Sandel wil in dit boek uitleggen hoe dat allemaal heeft kunnen gebeuren en hoe de politiek zich meer zou kunnen inzetten voor het algemeen welzijn, the Common Good.
Het boek opent met een onthutsend bericht vlak voor de opening van een nieuw
universitair jaar in 2019. Enkele tientallen ouders worden aangeklaagd voor
oplichting omdat ze hun kinderen geplaatst willen krijgen op een van de vier
fameuze elite-universiteiten in de VS.
Rijke ouders met kinderen die daar op eigen kracht niet binnenkomen worden door
een netwerk van oplichters geholpen:
"Ze kochten de geleende glans van een voortreffelijke prestatie, een meritocratisch cachet"
Sandel geeft hier al aan, dat de gedachte, iets op eigen kracht te hebben
bereikt, een ondermijnend effect heeft op het besef van burgerschap.
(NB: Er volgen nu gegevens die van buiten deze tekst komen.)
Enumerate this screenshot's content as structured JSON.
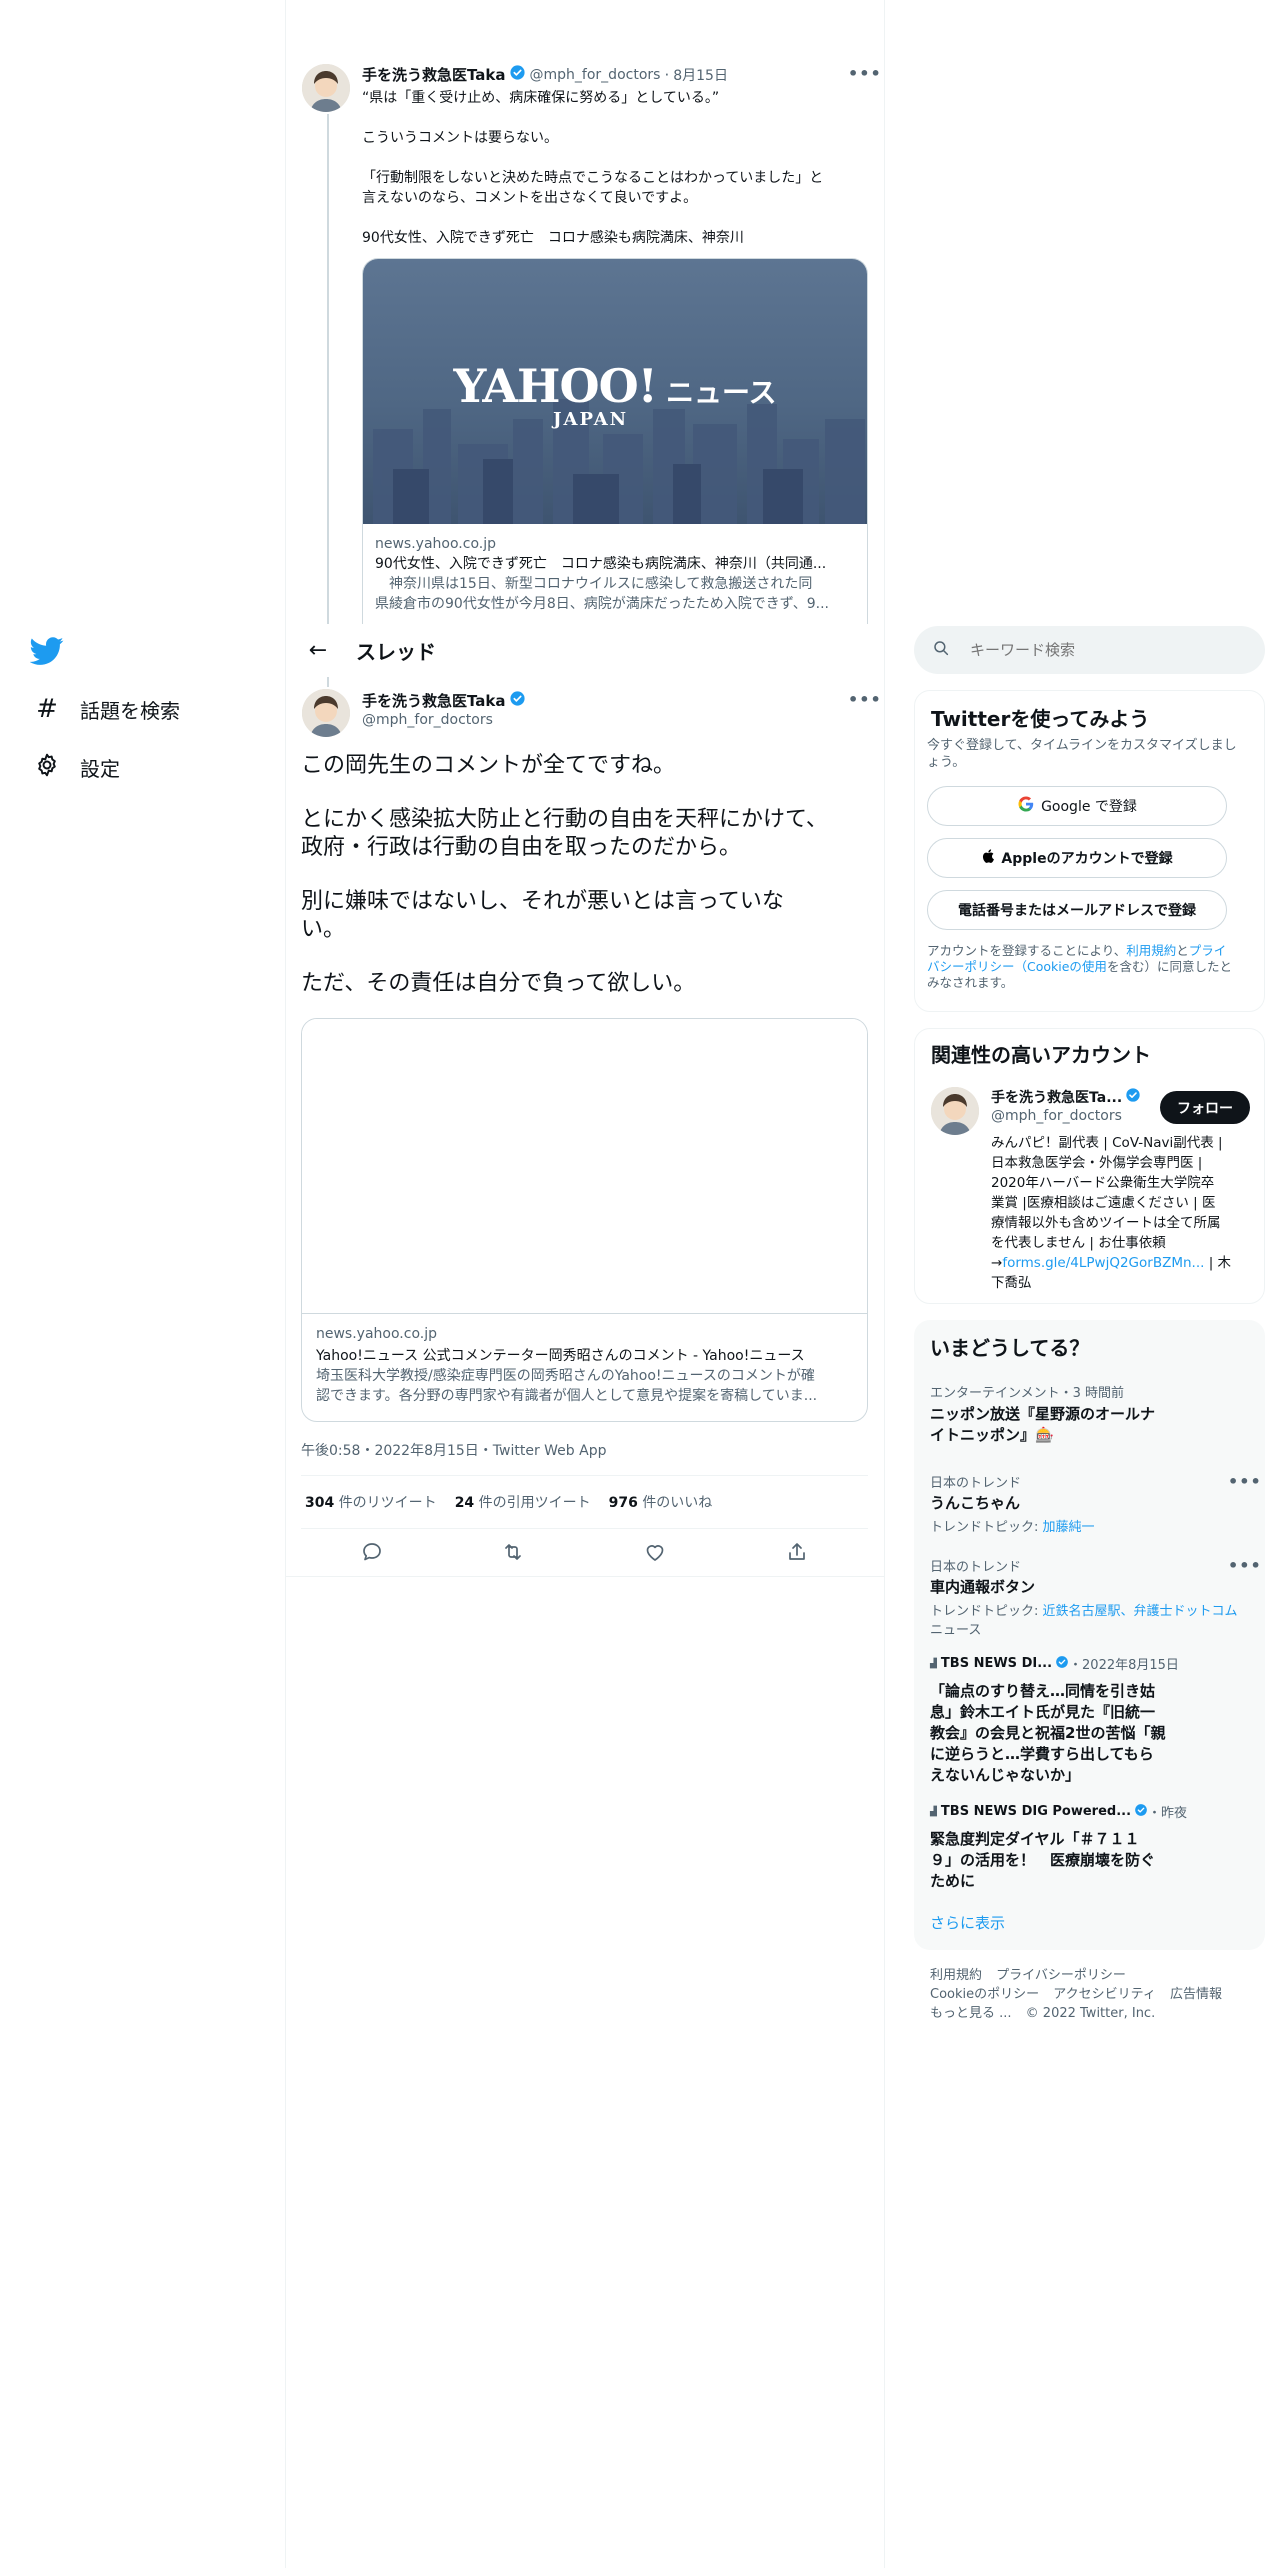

Ook dit
werkt hij in diverse hoofdstukken verder uit.
1. Winnaars en verliezers
Wie zich winnaar waant door eigen verdienste, gaat volgens Sandel wat al te
gemakkelijk voorbij aan 'het toeval' en loopt daarbij het risico zijn
solidariteit met de samenleving te verliezen. Hij haalt klassieke en eigentijdse
voorbeelden aan van auto- en aristocratische ideeën over macht en verwerving.
Hij maakt daarbij duidelijk, dat landsbestuur ook morele en burgerdeugden
betreffen en het algemeen welzijn moet bevorderen.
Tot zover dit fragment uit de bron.